Authors: Bingchun Liu, Pei-Chann Chang, Natasha Huang, Dun Li

Abstract:

Machine Learning and Data Mining are the two important tools for extracting useful information and knowledge from large datasets. In machine learning, classification is a wildly used technique to predict qualitative variables and is generally preferred over regression from an operational point of view. Due to the enormous increase in air pollution in various countries especially China, Air Quality Classification has become one of the most important topics in air quality research and modelling.
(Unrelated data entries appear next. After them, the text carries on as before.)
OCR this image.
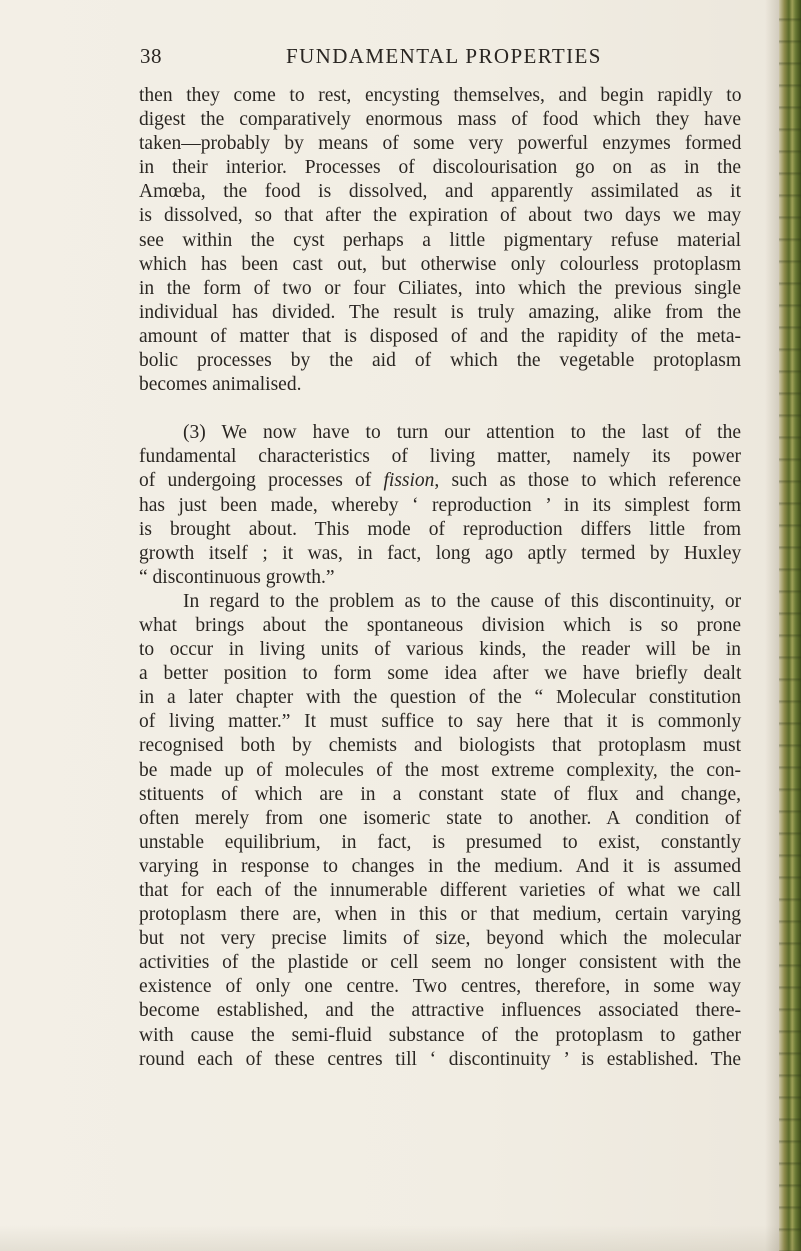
38	FUNDAMENTAL PROPERTIES
then they come to rest, encysting themselves, and begin rapidly to
digest the comparatively enormous mass of food which they have
taken—probably by means of some very powerful enzymes formed
in their interior. Processes of discolourisation go on as in the
Amœba, the food is dissolved, and apparently assimilated as it
is dissolved, so that after the expiration of about two days we may
see within the cyst perhaps a little pigmentary refuse material
which has been cast out, but otherwise only colourless protoplasm
in the form of two or four Ciliates, into which the previous single
individual has divided. The result is truly amazing, alike from the
amount of matter that is disposed of and the rapidity of the meta-
bolic processes by the aid of which the vegetable protoplasm
becomes animalised.
(3) We now have to turn our attention to the last of the
fundamental characteristics of living matter, namely its power
of undergoing processes of fission, such as those to which reference
has just been made, whereby ‘ reproduction ’ in its simplest form
is brought about. This mode of reproduction differs little from
growth itself ; it was, in fact, long ago aptly termed by Huxley
“ discontinuous growth.”
In regard to the problem as to the cause of this discontinuity, or
what brings about the spontaneous division which is so prone
to occur in living units of various kinds, the reader will be in
a better position to form some idea after we have briefly dealt
in a later chapter with the question of the “ Molecular constitution
of living matter.” It must suffice to say here that it is commonly
recognised both by chemists and biologists that protoplasm must
be made up of molecules of the most extreme complexity, the con-
stituents of which are in a constant state of flux and change,
often merely from one isomeric state to another. A condition of
unstable equilibrium, in fact, is presumed to exist, constantly
varying in response to changes in the medium. And it is assumed
that for each of the innumerable different varieties of what we call
protoplasm there are, when in this or that medium, certain varying
but not very precise limits of size, beyond which the molecular
activities of the plastide or cell seem no longer consistent with the
existence of only one centre. Two centres, therefore, in some way
become established, and the attractive influences associated there-
with cause the semi-fluid substance of the protoplasm to gather
round each of these centres till ‘ discontinuity ’ is established. The
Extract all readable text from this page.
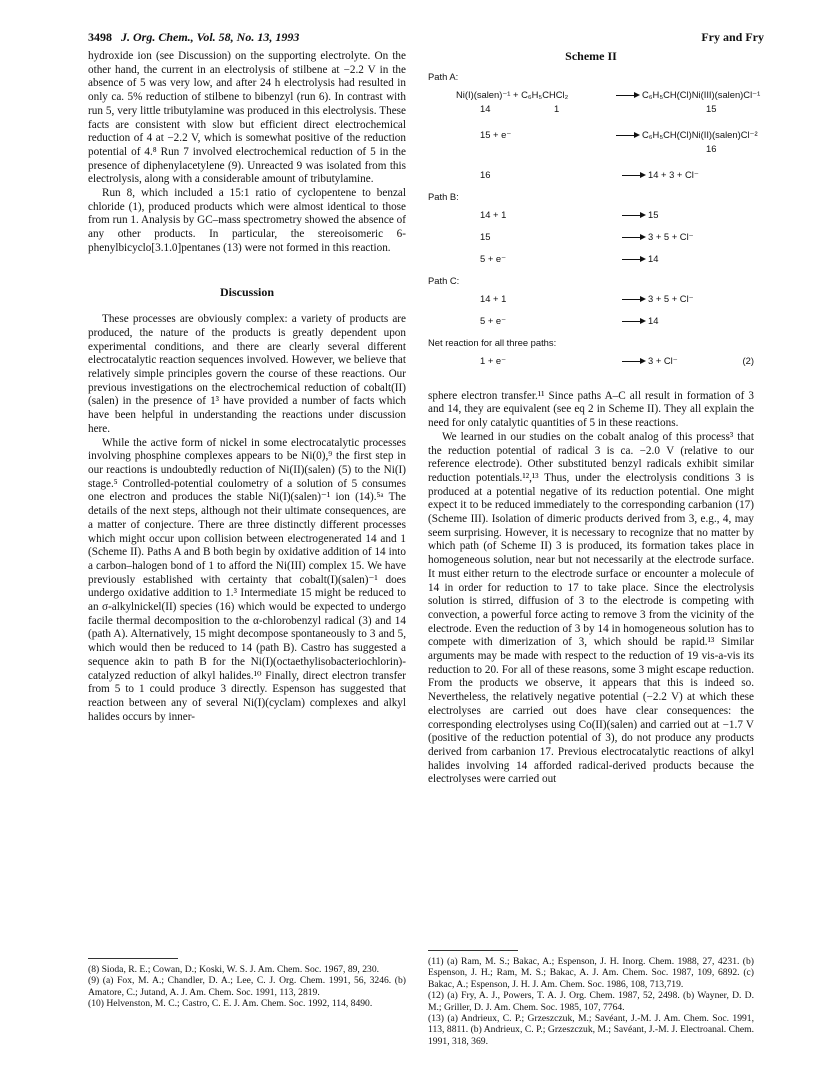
3498 J. Org. Chem., Vol. 58, No. 13, 1993	Fry and Fry

hydroxide ion (see Discussion) on the supporting electrolyte. On the other hand, the current in an electrolysis of stilbene at −2.2 V in the absence of 5 was very low, and after 24 h electrolysis had resulted in only ca. 5% reduction of stilbene to bibenzyl (run 6). In contrast with run 5, very little tributylamine was produced in this electrolysis. These facts are consistent with slow but efficient direct electrochemical reduction of 4 at −2.2 V, which is somewhat positive of the reduction potential of 4.⁸ Run 7 involved electrochemical reduction of 5 in the presence of diphenylacetylene (9). Unreacted 9 was isolated from this electrolysis, along with a considerable amount of tributylamine.

Run 8, which included a 15:1 ratio of cyclopentene to benzal chloride (1), produced products which were almost identical to those from run 1. Analysis by GC–mass spectrometry showed the absence of any other products. In particular, the stereoisomeric 6-phenylbicyclo[3.1.0]pentanes (13) were not formed in this reaction.

Discussion

These processes are obviously complex: a variety of products are produced, the nature of the products is greatly dependent upon experimental conditions, and there are clearly several different electrocatalytic reaction sequences involved. However, we believe that relatively simple principles govern the course of these reactions. Our previous investigations on the electrochemical reduction of cobalt(II)(salen) in the presence of 1³ have provided a number of facts which have been helpful in understanding the reactions under discussion here.

While the active form of nickel in some electrocatalytic processes involving phosphine complexes appears to be Ni(0),⁹ the first step in our reactions is undoubtedly reduction of Ni(II)(salen) (5) to the Ni(I) stage.⁵ Controlled-potential coulometry of a solution of 5 consumes one electron and produces the stable Ni(I)(salen)⁻¹ ion (14).⁵ᵃ The details of the next steps, although not their ultimate consequences, are a matter of conjecture. There are three distinctly different processes which might occur upon collision between electrogenerated 14 and 1 (Scheme II). Paths A and B both begin by oxidative addition of 14 into a carbon–halogen bond of 1 to afford the Ni(III) complex 15. We have previously established with certainty that cobalt(I)(salen)⁻¹ does undergo oxidative addition to 1.³ Intermediate 15 might be reduced to an σ-alkylnickel(II) species (16) which would be expected to undergo facile thermal decomposition to the α-chlorobenzyl radical (3) and 14 (path A). Alternatively, 15 might decompose spontaneously to 3 and 5, which would then be reduced to 14 (path B). Castro has suggested a sequence akin to path B for the Ni(I)(octaethylisobacteriochlorin)-catalyzed reduction of alkyl halides.¹⁰ Finally, direct electron transfer from 5 to 1 could produce 3 directly. Espenson has suggested that reaction between any of several Ni(I)(cyclam) complexes and alkyl halides occurs by inner-

(8) Sioda, R. E.; Cowan, D.; Koski, W. S. J. Am. Chem. Soc. 1967, 89, 230.

(9) (a) Fox, M. A.; Chandler, D. A.; Lee, C. J. Org. Chem. 1991, 56, 3246. (b) Amatore, C.; Jutand, A. J. Am. Chem. Soc. 1991, 113, 2819.

(10) Helvenston, M. C.; Castro, C. E. J. Am. Chem. Soc. 1992, 114, 8490.

Scheme II
Path A:
Ni(I)(salen)⁻¹ + C₆H₅CHCl₂	C₆H₅CH(Cl)Ni(III)(salen)Cl⁻¹
14	1	15
15 + e⁻	C₆H₅CH(Cl)Ni(II)(salen)Cl⁻²
16
16	14 + 3 + Cl⁻
Path B:
14 + 1	15
15	3 + 5 + Cl⁻
5 + e⁻	14
Path C:
14 + 1	3 + 5 + Cl⁻
5 + e⁻	14
Net reaction for all three paths:
1 + e⁻	3 + Cl⁻	(2)

sphere electron transfer.¹¹ Since paths A–C all result in formation of 3 and 14, they are equivalent (see eq 2 in Scheme II). They all explain the need for only catalytic quantities of 5 in these reactions.

We learned in our studies on the cobalt analog of this process³ that the reduction potential of radical 3 is ca. −2.0 V (relative to our reference electrode). Other substituted benzyl radicals exhibit similar reduction potentials.¹²,¹³ Thus, under the electrolysis conditions 3 is produced at a potential negative of its reduction potential. One might expect it to be reduced immediately to the corresponding carbanion (17) (Scheme III). Isolation of dimeric products derived from 3, e.g., 4, may seem surprising. However, it is necessary to recognize that no matter by which path (of Scheme II) 3 is produced, its formation takes place in homogeneous solution, near but not necessarily at the electrode surface. It must either return to the electrode surface or encounter a molecule of 14 in order for reduction to 17 to take place. Since the electrolysis solution is stirred, diffusion of 3 to the electrode is competing with convection, a powerful force acting to remove 3 from the vicinity of the electrode. Even the reduction of 3 by 14 in homogeneous solution has to compete with dimerization of 3, which should be rapid.¹³ Similar arguments may be made with respect to the reduction of 19 vis-a-vis its reduction to 20. For all of these reasons, some 3 might escape reduction. From the products we observe, it appears that this is indeed so. Nevertheless, the relatively negative potential (−2.2 V) at which these electrolyses are carried out does have clear consequences: the corresponding electrolyses using Co(II)(salen) and carried out at −1.7 V (positive of the reduction potential of 3), do not produce any products derived from carbanion 17. Previous electrocatalytic reactions of alkyl halides involving 14 afforded radical-derived products because the electrolyses were carried out

(11) (a) Ram, M. S.; Bakac, A.; Espenson, J. H. Inorg. Chem. 1988, 27, 4231. (b) Espenson, J. H.; Ram, M. S.; Bakac, A. J. Am. Chem. Soc. 1987, 109, 6892. (c) Bakac, A.; Espenson, J. H. J. Am. Chem. Soc. 1986, 108, 713,719.

(12) (a) Fry, A. J., Powers, T. A. J. Org. Chem. 1987, 52, 2498. (b) Wayner, D. D. M.; Griller, D. J. Am. Chem. Soc. 1985, 107, 7764.

(13) (a) Andrieux, C. P.; Grzeszczuk, M.; Savéant, J.-M. J. Am. Chem. Soc. 1991, 113, 8811. (b) Andrieux, C. P.; Grzeszczuk, M.; Savéant, J.-M. J. Electroanal. Chem. 1991, 318, 369.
This study aims at introducing a hybrid classification model based on information theory and Support Vector Machine (SVM) using the air quality data of four cities in China namely Beijing, Guangzhou, Shanghai and Tianjin from Jan 1, 2014 to April 30, 2016. China's Ministry of Environmental Protection has classified the daily air quality into 6 levels namely Serious Pollution, Severe Pollution, Moderate Pollution, Light Pollution, Good and Excellent based on their respective Air Quality Index (AQI) values. Using the information theory, information gain (IG) is calculated and feature selection is done for both categorical features and continuous numeric features. Then SVM Machine Learning algorithm is implemented on the selected features with cross-validation. The final evaluation reveals that the IG and SVM hybrid model performs better than SVM (alone), Artificial Neural Network (ANN) and K-Nearest Neighbours (KNN) models in terms of accuracy as well as complexity.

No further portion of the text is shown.